In 1992, Chinese excellent gymnast, Lining founded a sports goods company with his own name, and Chinese sporting goods industry entered into "branding" developmental stage. However in the first ten years, most Chinese sporting goods manufacturers are just important OEM partners of Nike's "asset-light strategy" pattern, therefore, a batch of OEM type factories with good manufacturing skills were created. There are nearly 3000 footwear products manufacturing businesses in Jin Jiang, which is a costal city of Fujian province, and there are over 300000 employees, with a yearly output of 650 million pair of shoes Among them, Chen Dai town, with an area of only 38.8 square kilometers, is the main sporting shoes manufacturing base in China and even in the world. At present, Jin Jiang's brands including Anta, 361°, Deer Way, Jordon, JINAK and so on have developed quickly to be the significant contestants in local Chinese sporting products market through the imitation of Nike}.Just as what Phil Knight said, the competition of global sporting goods industry is more and more assimilated to "Nike model". With Lining, Anta on behalf of China native sporting products businesses are also seeking the pattern of "asset-light strategy", which implicates it will be increasingly difficult to exceed Nike.
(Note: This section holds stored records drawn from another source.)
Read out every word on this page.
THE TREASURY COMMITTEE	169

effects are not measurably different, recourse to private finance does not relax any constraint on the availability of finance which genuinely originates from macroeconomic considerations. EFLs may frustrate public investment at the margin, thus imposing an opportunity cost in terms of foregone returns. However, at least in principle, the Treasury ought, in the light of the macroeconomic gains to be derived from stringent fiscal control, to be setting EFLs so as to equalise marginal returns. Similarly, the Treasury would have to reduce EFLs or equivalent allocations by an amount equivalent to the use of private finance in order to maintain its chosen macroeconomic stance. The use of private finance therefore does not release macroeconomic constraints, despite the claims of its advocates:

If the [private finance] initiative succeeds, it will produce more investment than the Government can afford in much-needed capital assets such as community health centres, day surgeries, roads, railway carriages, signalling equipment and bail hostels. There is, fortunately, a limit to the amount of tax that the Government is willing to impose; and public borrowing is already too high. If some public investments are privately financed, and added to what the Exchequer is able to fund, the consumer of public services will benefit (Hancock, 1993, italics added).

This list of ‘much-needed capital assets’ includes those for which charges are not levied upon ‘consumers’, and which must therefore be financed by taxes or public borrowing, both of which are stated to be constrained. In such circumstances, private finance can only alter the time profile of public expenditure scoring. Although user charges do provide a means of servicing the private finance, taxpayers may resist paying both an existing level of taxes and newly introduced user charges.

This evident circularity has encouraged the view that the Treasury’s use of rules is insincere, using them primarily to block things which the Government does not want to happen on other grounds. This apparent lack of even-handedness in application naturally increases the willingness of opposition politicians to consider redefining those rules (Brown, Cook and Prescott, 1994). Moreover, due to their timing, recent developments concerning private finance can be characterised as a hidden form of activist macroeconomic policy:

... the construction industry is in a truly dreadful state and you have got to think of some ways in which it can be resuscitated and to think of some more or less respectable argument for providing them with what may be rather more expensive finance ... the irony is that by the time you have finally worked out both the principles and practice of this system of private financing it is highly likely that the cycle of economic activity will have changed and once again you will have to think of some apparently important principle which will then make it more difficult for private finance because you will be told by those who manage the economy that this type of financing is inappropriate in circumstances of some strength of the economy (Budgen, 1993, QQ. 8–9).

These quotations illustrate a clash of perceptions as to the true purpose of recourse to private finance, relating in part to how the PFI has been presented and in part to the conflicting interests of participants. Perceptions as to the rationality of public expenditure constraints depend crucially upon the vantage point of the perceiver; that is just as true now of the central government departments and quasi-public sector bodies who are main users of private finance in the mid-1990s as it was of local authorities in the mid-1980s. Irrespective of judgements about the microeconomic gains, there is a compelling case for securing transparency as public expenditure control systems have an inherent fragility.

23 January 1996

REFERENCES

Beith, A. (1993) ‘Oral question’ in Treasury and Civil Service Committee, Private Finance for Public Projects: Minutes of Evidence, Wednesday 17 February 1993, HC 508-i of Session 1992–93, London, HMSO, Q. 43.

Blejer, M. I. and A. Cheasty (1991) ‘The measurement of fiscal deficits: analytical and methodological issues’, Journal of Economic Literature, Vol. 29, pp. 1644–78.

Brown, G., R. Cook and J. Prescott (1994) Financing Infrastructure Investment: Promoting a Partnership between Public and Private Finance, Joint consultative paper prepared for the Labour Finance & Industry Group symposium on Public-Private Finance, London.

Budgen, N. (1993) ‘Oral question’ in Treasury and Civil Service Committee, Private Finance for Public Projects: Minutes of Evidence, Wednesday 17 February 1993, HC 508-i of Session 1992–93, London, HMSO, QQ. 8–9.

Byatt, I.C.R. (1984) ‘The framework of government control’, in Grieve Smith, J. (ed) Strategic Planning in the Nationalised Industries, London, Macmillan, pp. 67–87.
We could come to a conclusion from the competition of Nike with Reebok and Nike with Adidas: to copy Nike Corporate is surly an efficient tactic to chase it, however wishing to exceed Nike Company is not a matter of using invariably what Knight affirmed.
For example, Rebook surpassed Nike by springing up female sporting goods market, and Adidas is competing with Nike all over the world via merging strategy, and Nike beat back Rebook after finishing global operation, which all prove that those innovative companies that adopted effective strategies according to target market, could win the initiative status in competition.
In 1998 Asian financial crisis, one of Nike Corporation's soft spots was manifested. Because "asset-light strategy" pattern doesn't involve in the process of specific products manufacturing, and this process was produced by Asian OEM factories, which could cause two big managing problems, and one is the supply chain management, another is production quality control. With the economic environment's external fluctuation, Nike Company's overall operating performances are affected by Asian OEM factories' cost, delivery, logistics and so on.